Monday, April 5, 2010

Monastery of St. Francis Library















[A work in progress. Stacks of books in the library of the St.Francis monastery in Zadar]

17 March, 2010

(Day 4)

 This was an insightful experience. This is what I had hoped to see during our service learning component of our class. The nuts and bolts of creating a working library out of a mess of a centuries-old collection of books.

Marijana Tomić was our guide for this project. She introduced us to fra Jozo Sopta, the monk of St.Francis who started the library work. Then Andreja Antonina, a professor of classical philology gave us a lecture on the history of this church and monastery and the collection within it. 


The library is as old as the church, which was established in 1282. The library contains approximately 60,000 units including parchments from the 13th century, 120 incunabula, and many medieval illuminated works. Nearly 10,000 items in the collection are in a state of advanced deterioration from a host of causes (age, weather, insects, war, fire, etc). There is no catalog at all, not even an inventory list. 

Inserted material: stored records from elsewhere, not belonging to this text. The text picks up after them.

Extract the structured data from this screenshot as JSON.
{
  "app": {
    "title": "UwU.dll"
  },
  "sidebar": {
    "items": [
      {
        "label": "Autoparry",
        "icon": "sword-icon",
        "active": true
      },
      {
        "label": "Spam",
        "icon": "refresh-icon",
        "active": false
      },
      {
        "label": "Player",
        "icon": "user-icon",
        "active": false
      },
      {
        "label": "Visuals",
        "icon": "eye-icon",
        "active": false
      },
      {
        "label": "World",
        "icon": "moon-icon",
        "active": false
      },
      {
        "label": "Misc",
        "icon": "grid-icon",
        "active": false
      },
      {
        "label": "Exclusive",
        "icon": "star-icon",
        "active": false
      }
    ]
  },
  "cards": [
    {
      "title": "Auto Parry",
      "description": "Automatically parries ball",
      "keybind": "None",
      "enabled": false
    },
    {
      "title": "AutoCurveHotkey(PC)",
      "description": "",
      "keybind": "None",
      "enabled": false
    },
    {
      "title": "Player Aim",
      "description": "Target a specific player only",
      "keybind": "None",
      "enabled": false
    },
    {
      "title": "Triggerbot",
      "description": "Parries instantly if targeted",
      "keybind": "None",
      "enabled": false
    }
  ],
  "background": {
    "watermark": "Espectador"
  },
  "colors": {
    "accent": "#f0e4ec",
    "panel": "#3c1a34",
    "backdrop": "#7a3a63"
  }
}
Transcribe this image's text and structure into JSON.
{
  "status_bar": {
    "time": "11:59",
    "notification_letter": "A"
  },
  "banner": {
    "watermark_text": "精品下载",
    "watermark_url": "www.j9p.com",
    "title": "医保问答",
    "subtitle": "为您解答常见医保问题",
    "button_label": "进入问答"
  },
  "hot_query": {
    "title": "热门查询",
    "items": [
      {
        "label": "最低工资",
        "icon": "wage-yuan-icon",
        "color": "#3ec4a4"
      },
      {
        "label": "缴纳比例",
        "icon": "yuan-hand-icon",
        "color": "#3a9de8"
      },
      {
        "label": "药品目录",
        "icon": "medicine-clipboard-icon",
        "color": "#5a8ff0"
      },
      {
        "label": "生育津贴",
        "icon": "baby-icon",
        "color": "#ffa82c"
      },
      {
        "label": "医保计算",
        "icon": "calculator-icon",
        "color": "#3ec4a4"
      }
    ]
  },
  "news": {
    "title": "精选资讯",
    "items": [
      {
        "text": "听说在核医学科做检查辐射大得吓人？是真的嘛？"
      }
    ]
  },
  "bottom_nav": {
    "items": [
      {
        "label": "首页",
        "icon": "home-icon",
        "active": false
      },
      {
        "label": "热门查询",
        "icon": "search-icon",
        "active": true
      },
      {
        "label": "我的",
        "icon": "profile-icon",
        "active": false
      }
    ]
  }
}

This project is attempting to establish this library through organizational efforts which aim to meet requirements for government funds, make the library accessible to the community, and begin preservation efforts. After 2.5 years of work, the inventory is half finished. 


The students who work on this inventory are using a computer program which is doing some preliminary cataloging. An authority file is being made for every previous owner and access points are being set up now. Translated copies of the computer forms were made for us, and we tried our hand at filling them out with materials from the collection. 


This experience made it strikingly clear how much background knowledge is necessary to do this work. Just from this short exercise, we need to know differences from the long history of book making (materials, binding, etc). We would need to know the different stamps and marks of different printers, binders, possible book owners throughout the ages, different languages, and a whole host of other details. And this level of experience and scholarship needs to be painstakingly employed 60,000 times?! Little wonder that it's a slow process.